I think it sounds like you are setting a very nice groundwork for a future relationship with your new GC. BAby is only 4 months and that is very young.
My MIL is absolutely wonderful, she wasn't very involved in the early days but she did come and snuggle DS and she was interested in everything about him including nappies, feeding, sleeping... all that stuff that parents of small babies suddenly become obsessed with.
My MIL also never offers advice (even when she really really wants to!) but will if asked. She told use lovely stories about when DH was a baby, what his temperament was like, how he fed, lots of lovely details that let us compare DS to DH.
She wasn't around every week but she text me(not DH) regularly asking how DS was and rang us both to chat about him.

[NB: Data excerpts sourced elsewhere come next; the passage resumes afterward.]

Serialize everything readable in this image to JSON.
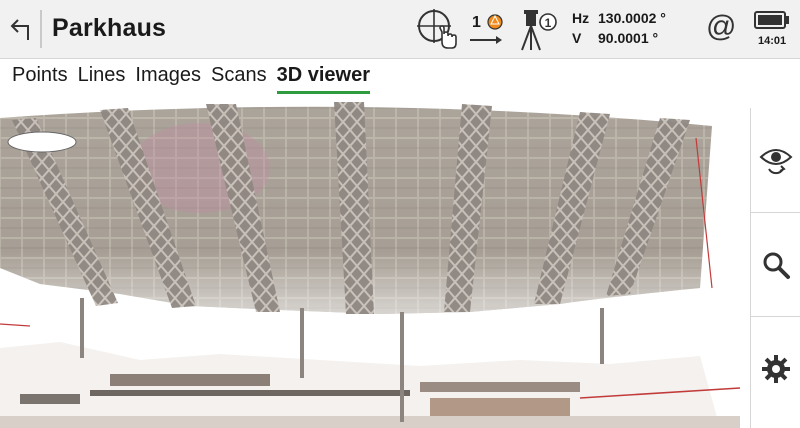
{
  "header": {
    "title": "Parkhaus",
    "prism_count": "1",
    "hz_label": "Hz",
    "hz_value": "130.0002 °",
    "v_label": "V",
    "v_value": "90.0001 °",
    "at_symbol": "@",
    "time": "14:01",
    "icons": [
      "back-arrow-icon",
      "target-touch-icon",
      "prism-icon",
      "tripod-instrument-icon",
      "at-icon",
      "battery-icon"
    ]
  },
  "tabs": [
    {
      "label": "Points",
      "active": false
    },
    {
      "label": "Lines",
      "active": false
    },
    {
      "label": "Images",
      "active": false
    },
    {
      "label": "Scans",
      "active": false
    },
    {
      "label": "3D viewer",
      "active": true
    }
  ],
  "toolbar": {
    "icons": [
      "eye-rotate-icon",
      "search-icon",
      "gear-icon"
    ]
  },
  "colors": {
    "accent": "#2e9b3f",
    "header_bg": "#f1f1f1",
    "prism_orange": "#f08a1c"
  }
}
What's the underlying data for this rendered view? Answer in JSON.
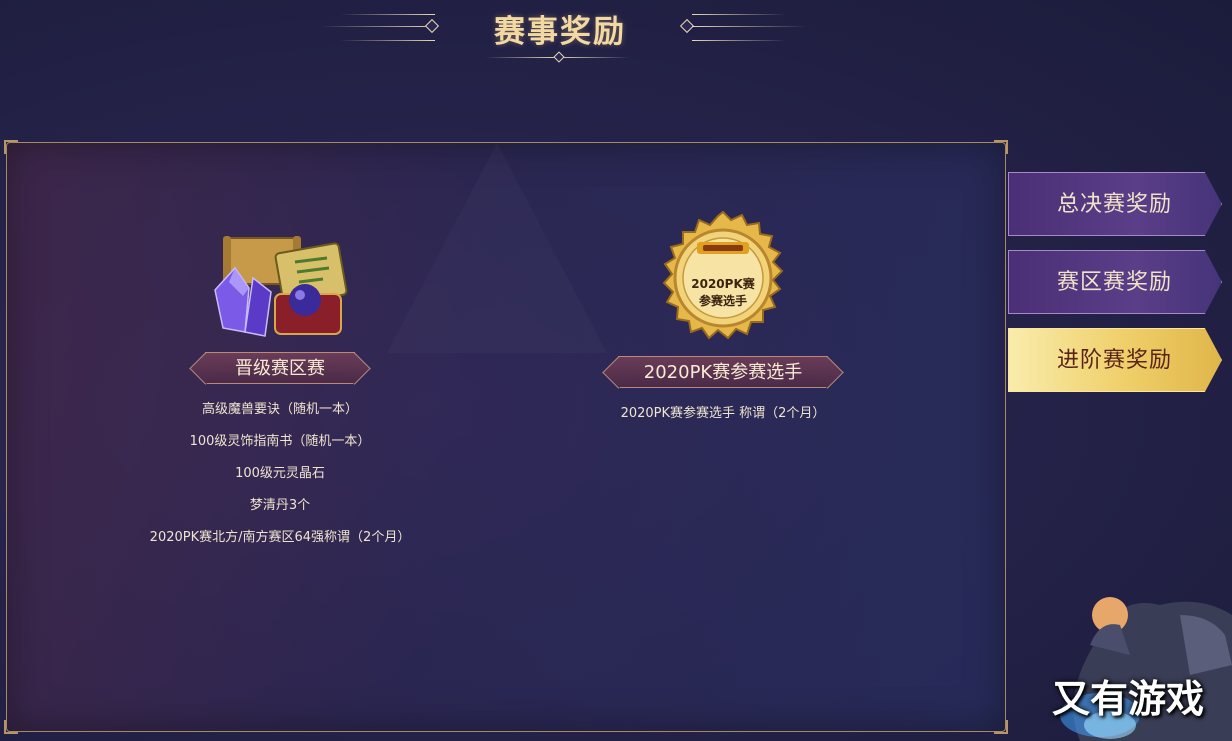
{
  "header": {
    "title": "赛事奖励"
  },
  "rewards": [
    {
      "icon": "reward-bundle-icon",
      "name": "晋级赛区赛",
      "items": [
        "高级魔兽要诀（随机一本）",
        "100级灵饰指南书（随机一本）",
        "100级元灵晶石",
        "梦清丹3个",
        "2020PK赛北方/南方赛区64强称谓（2个月）"
      ]
    },
    {
      "icon": "medal-icon",
      "medal_text": [
        "2020PK赛",
        "参赛选手"
      ],
      "name": "2020PK赛参赛选手",
      "items": [
        "2020PK赛参赛选手 称谓（2个月）"
      ]
    }
  ],
  "tabs": [
    {
      "label": "总决赛奖励",
      "active": false
    },
    {
      "label": "赛区赛奖励",
      "active": false
    },
    {
      "label": "进阶赛奖励",
      "active": true
    }
  ],
  "watermark": "又有游戏",
  "colors": {
    "gold": "#f2d9a3",
    "active_tab": "#efcf69",
    "tab_bg": "#4a2f76",
    "panel_border": "#a78a63"
  }
}
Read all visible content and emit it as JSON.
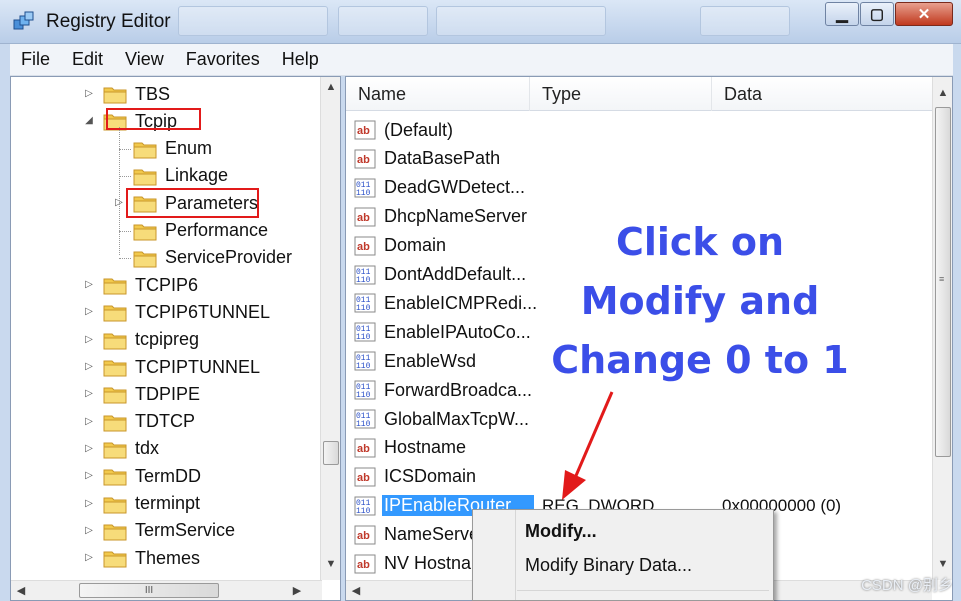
{
  "window": {
    "title": "Registry Editor",
    "background_tabs": [
      "",
      "",
      "",
      ""
    ]
  },
  "menubar": [
    "File",
    "Edit",
    "View",
    "Favorites",
    "Help"
  ],
  "tree": {
    "items": [
      {
        "label": "TBS",
        "level": 0,
        "expander": "collapsed"
      },
      {
        "label": "Tcpip",
        "level": 0,
        "expander": "expanded"
      },
      {
        "label": "Enum",
        "level": 1,
        "expander": "none"
      },
      {
        "label": "Linkage",
        "level": 1,
        "expander": "none"
      },
      {
        "label": "Parameters",
        "level": 1,
        "expander": "collapsed"
      },
      {
        "label": "Performance",
        "level": 1,
        "expander": "none"
      },
      {
        "label": "ServiceProvider",
        "level": 1,
        "expander": "none"
      },
      {
        "label": "TCPIP6",
        "level": 0,
        "expander": "collapsed"
      },
      {
        "label": "TCPIP6TUNNEL",
        "level": 0,
        "expander": "collapsed"
      },
      {
        "label": "tcpipreg",
        "level": 0,
        "expander": "collapsed"
      },
      {
        "label": "TCPIPTUNNEL",
        "level": 0,
        "expander": "collapsed"
      },
      {
        "label": "TDPIPE",
        "level": 0,
        "expander": "collapsed"
      },
      {
        "label": "TDTCP",
        "level": 0,
        "expander": "collapsed"
      },
      {
        "label": "tdx",
        "level": 0,
        "expander": "collapsed"
      },
      {
        "label": "TermDD",
        "level": 0,
        "expander": "collapsed"
      },
      {
        "label": "terminpt",
        "level": 0,
        "expander": "collapsed"
      },
      {
        "label": "TermService",
        "level": 0,
        "expander": "collapsed"
      },
      {
        "label": "Themes",
        "level": 0,
        "expander": "collapsed"
      }
    ],
    "hscroll_grip": "III"
  },
  "list": {
    "columns": [
      "Name",
      "Type",
      "Data"
    ],
    "rows": [
      {
        "name": "(Default)",
        "icon": "string-icon",
        "type": "",
        "data": ""
      },
      {
        "name": "DataBasePath",
        "icon": "string-icon",
        "type": "",
        "data": ""
      },
      {
        "name": "DeadGWDetect...",
        "icon": "dword-icon",
        "type": "",
        "data": ""
      },
      {
        "name": "DhcpNameServer",
        "icon": "string-icon",
        "type": "",
        "data": ""
      },
      {
        "name": "Domain",
        "icon": "string-icon",
        "type": "",
        "data": ""
      },
      {
        "name": "DontAddDefault...",
        "icon": "dword-icon",
        "type": "",
        "data": ""
      },
      {
        "name": "EnableICMPRedi...",
        "icon": "dword-icon",
        "type": "",
        "data": ""
      },
      {
        "name": "EnableIPAutoCo...",
        "icon": "dword-icon",
        "type": "",
        "data": ""
      },
      {
        "name": "EnableWsd",
        "icon": "dword-icon",
        "type": "",
        "data": ""
      },
      {
        "name": "ForwardBroadca...",
        "icon": "dword-icon",
        "type": "",
        "data": ""
      },
      {
        "name": "GlobalMaxTcpW...",
        "icon": "dword-icon",
        "type": "",
        "data": ""
      },
      {
        "name": "Hostname",
        "icon": "string-icon",
        "type": "",
        "data": ""
      },
      {
        "name": "ICSDomain",
        "icon": "string-icon",
        "type": "",
        "data": ""
      },
      {
        "name": "IPEnableRouter",
        "icon": "dword-icon",
        "type": "REG_DWORD",
        "data": "0x00000000 (0)"
      },
      {
        "name": "NameServer",
        "icon": "string-icon",
        "type": "",
        "data": ""
      },
      {
        "name": "NV Hostname",
        "icon": "string-icon",
        "type": "",
        "data": ""
      }
    ]
  },
  "annotation": {
    "lines": [
      "Click on",
      "Modify and",
      "Change 0 to 1"
    ],
    "color": "#3b4ee8",
    "arrow_color": "#e21a1a"
  },
  "context_menu": {
    "items": [
      "Modify...",
      "Modify Binary Data..."
    ]
  },
  "watermark": "CSDN @别乡"
}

All of this showed me how much she loved him and made me so happy that he had such an engaged grandmother.
Now he is 5 and boy does he love his Nanna. He has sleepovers there occasionally and spends up to a week during the summer holidays with them. They will randomly pick him up from school and take him for dinner and bring him back at bedtime. They have a wonderful relationship and DS is confident in their love for him.
So, the point of my loooong post is that it is hard now, but you are setting the foundations for a long and happy relationship with your grandchild. At this age supporting your son and DIL and being really interested in your GC will be the best thing you can do. I hope you end up being as close to this grandchild as you are with your others.